Once again, therefore, life begins on those detested "sabots," a large-sized sabot, this time, namely the Brave, of seventy-four guns, "quite recently lined with copper," a sad place of abode, however, in bad weather, or even in any weather: "One can scarcely imagine the bigness of the sea, the noise, the height of the waves, such pitching and rolling that it was impossible to stand; the ships disappearing at times as if they had been swallowed by the sea, to touch it the instant after only with a tiny bit of the keel. What a nasty element, and how sincerely we hate it, all of us of the land troops! The lugubrious noise of the masts, the crics-cracs of the vessel, the terrible movements which on the sudden raise you, and to which we were not at all accustomed, the perpetual encumbrance that forty-five officers are for each other, forty having no other place of refuge than a single room for them all, the sad faces of those who are sick ... the dirt, the boredom, the feeling that one is shut up in a sabot as in a state prison ... all this is only part of what goes to make life unpleasant for a land officer on a vessel, even a naval one.... Let us take courage."[77]
Few diversions. They meet a slave-ship under the Austrian flag, an "abominable and cruel sight," with "that iron chain running from one end of the ship to the other, the negroes being tied there, two and two," stark naked and harshly beaten if they make any movement which displeases the captain. The latter, who is from Bordeaux, salutes his country's war flag with three "Vive le Roi!" They signal to him an answer which cannot be transcribed. No one knows where they go. "Sail on," philosophically writes Closen.

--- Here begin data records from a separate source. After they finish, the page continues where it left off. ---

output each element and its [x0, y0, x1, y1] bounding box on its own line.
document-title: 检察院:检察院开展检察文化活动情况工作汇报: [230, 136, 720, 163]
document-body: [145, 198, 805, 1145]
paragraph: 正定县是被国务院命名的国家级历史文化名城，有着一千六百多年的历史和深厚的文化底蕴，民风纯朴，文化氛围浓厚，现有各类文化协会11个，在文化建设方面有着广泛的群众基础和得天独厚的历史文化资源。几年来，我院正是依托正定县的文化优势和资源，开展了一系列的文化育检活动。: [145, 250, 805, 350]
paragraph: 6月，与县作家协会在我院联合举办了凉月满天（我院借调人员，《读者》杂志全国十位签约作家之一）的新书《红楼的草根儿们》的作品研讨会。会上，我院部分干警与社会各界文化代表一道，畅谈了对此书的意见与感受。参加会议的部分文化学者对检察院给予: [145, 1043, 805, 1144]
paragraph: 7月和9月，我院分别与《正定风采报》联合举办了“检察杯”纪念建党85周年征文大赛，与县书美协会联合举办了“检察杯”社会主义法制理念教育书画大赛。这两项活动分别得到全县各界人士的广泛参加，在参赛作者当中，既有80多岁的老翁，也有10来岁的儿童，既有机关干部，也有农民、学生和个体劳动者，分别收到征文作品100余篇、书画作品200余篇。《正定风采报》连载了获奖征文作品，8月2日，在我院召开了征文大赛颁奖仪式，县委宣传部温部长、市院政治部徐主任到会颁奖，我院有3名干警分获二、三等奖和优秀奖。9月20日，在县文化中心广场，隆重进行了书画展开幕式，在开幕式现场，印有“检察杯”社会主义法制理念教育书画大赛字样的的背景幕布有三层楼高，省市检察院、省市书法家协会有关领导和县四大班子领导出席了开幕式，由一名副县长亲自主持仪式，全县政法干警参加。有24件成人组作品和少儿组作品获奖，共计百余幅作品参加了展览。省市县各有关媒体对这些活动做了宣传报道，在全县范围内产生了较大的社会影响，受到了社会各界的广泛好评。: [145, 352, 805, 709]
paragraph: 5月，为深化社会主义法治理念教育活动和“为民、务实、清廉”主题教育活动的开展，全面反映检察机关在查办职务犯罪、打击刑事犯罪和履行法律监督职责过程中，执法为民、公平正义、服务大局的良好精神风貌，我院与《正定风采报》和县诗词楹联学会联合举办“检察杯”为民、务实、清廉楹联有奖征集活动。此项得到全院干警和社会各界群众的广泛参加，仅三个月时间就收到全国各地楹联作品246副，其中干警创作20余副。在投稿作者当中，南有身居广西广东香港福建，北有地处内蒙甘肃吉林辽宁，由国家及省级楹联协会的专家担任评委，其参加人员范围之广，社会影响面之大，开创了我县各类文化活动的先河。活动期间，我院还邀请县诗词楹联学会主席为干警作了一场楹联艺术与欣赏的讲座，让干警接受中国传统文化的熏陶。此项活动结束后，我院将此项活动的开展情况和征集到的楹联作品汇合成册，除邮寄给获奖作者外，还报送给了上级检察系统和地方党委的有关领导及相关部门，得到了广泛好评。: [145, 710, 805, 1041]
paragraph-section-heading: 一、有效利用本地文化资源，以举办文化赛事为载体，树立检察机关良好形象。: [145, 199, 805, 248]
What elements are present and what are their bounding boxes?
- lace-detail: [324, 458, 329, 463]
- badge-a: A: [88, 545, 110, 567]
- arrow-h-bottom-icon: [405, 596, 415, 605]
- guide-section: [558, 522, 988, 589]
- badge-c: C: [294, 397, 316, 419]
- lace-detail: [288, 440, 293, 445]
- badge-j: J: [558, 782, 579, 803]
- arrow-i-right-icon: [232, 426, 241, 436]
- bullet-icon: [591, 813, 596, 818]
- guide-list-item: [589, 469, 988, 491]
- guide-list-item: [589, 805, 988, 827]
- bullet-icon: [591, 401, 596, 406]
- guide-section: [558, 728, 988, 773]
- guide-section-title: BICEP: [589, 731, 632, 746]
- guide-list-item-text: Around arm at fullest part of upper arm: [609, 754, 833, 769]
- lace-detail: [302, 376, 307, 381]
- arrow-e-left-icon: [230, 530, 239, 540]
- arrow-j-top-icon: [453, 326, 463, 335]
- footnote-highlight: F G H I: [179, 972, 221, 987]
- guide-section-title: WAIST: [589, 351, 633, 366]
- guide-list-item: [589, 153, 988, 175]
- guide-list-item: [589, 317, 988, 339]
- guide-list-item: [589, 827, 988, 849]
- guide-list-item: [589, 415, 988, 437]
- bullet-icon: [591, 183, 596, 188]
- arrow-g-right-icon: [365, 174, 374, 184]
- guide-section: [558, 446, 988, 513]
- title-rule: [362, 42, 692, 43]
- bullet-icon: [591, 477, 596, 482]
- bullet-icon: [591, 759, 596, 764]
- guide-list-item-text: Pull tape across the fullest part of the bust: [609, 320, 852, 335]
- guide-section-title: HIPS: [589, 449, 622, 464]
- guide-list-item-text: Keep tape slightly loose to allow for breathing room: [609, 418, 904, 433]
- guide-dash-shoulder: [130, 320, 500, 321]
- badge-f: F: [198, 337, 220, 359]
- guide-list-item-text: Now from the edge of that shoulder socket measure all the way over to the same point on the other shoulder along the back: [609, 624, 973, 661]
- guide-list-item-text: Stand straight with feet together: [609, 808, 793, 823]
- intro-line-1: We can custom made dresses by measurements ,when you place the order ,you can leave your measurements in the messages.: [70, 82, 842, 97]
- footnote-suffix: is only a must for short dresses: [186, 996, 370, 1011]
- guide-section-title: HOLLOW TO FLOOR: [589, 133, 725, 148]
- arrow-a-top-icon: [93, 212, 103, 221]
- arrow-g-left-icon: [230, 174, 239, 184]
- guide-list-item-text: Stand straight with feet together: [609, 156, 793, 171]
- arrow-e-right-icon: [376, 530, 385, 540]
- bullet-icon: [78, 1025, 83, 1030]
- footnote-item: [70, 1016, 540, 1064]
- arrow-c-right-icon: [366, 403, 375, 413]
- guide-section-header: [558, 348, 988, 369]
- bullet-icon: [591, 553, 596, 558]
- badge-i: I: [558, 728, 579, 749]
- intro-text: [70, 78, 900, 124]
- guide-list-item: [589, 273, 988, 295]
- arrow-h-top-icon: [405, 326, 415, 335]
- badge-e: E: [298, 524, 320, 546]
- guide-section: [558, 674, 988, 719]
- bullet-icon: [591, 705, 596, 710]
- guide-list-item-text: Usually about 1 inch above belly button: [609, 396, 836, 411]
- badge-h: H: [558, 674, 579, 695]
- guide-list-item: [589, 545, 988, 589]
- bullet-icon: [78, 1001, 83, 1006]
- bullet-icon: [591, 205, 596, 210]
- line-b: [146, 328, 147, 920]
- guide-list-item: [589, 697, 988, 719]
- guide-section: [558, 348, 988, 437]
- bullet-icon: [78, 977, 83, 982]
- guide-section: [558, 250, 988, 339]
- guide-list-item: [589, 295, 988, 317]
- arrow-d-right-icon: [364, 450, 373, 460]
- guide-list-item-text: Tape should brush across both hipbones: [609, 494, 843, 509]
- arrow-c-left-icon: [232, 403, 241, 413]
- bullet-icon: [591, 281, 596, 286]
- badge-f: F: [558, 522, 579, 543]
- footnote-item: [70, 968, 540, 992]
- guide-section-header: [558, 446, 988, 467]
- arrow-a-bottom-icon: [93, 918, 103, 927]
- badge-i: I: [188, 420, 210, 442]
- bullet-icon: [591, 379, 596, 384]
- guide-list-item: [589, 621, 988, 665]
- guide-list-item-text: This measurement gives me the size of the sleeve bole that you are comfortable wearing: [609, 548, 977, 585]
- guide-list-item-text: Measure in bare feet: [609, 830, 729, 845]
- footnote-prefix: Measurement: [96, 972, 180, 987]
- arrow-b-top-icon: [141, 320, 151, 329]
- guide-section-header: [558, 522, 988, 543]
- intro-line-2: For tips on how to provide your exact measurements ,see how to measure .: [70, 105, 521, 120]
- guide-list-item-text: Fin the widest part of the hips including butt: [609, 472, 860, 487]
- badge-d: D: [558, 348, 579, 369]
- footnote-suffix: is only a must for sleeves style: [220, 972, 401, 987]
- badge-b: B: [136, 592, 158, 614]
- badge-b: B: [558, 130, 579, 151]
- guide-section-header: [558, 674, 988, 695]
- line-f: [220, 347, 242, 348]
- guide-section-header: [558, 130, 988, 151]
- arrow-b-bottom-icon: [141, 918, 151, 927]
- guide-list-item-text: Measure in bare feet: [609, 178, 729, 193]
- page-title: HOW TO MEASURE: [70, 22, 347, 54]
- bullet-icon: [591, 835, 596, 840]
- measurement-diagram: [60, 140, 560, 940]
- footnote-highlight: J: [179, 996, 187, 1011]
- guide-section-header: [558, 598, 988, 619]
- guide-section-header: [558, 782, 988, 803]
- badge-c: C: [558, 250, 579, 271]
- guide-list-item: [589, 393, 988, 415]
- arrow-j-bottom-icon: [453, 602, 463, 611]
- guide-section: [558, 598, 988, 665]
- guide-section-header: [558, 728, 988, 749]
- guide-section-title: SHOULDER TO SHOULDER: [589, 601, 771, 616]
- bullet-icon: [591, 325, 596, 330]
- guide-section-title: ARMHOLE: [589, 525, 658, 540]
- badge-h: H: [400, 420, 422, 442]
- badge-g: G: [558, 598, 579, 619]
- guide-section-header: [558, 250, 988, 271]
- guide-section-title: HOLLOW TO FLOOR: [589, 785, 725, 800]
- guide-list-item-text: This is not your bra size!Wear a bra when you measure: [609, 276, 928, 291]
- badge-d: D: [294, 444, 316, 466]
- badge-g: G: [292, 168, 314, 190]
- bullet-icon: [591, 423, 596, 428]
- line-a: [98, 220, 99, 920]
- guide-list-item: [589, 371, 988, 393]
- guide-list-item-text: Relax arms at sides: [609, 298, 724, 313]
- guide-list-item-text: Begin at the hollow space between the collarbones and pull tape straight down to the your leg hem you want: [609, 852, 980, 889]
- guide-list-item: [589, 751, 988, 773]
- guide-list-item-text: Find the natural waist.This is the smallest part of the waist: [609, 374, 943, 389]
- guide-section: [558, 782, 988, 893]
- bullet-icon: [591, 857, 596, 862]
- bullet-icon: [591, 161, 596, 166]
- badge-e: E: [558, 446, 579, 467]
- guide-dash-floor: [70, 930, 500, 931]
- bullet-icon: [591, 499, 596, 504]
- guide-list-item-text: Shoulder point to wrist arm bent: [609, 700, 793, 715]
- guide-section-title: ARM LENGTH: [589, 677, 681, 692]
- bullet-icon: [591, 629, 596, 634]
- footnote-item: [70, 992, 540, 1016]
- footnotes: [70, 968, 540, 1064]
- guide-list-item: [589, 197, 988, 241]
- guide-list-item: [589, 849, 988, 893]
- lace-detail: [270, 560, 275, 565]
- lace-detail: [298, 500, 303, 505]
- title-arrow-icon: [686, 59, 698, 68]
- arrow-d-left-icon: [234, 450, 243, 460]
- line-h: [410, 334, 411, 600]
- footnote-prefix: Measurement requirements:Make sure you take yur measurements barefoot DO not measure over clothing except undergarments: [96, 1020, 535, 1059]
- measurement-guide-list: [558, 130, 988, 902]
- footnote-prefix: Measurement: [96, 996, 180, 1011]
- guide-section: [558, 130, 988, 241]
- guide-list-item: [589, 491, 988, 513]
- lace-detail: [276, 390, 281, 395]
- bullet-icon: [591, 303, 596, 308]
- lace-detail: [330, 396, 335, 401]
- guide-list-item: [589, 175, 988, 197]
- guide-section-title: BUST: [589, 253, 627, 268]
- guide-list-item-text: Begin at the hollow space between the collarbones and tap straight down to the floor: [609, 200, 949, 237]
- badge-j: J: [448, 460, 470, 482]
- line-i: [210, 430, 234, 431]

They touch at Porto Rico, at Curaçao, where the fleet is saddened by the loss of the Bourgogne, at Porto Cabello (Venezuela), where they make some stay, and where Closen loses no time in resuming his observations on natives, men and beasts, tatous, monkeys, caimans, "enormous lizards quite different from ours," houses which consist in one ground floor divided into three rooms. The "company of the Caracque" (Caracas) keeps the people in a state of restraint and slavery. "Taxation is enormous." Religious intolerance is very troublesome: "Though the Inquisition is not as rigorous in its searches as in Europe, for there is but one commissioner at Caracque, there is, however, too much fanaticism, too many absurd superstitions, in a word, too much ignorance among the inhabitants, who can never say a word or walk a step without saying an Ave, crossing themselves twenty times, or kissing a chaplet which they ever have dangling from their neck with a somewhat considerable accompaniment of relics and crosses. One gentleman, in order to play a trick on me, in the private houses where I had gained access so as to satisfy my curiosity and desire of instruction, told a few people that I was a Protestant. What signs of the cross at the news! And they would ceaselessly repeat: Malacco Christiano—a bad Christian!"
On the 24th of March (1783) great news reached them: the French vessel Andromaque arrived, "with the grand white flag on her foremast, as a signal of peace. The minute after all our men-of-war were decked with flags." There were a few more incidents, like the capture of some French officers, who were quietly rowing in open boats, by "the Albemarle, of twenty-four guns, commanded by Captain Nelson, of whom these gentlemen speak in the highest terms." As soon as the news of the peace was given him they were released by the future enemy of Napoleon.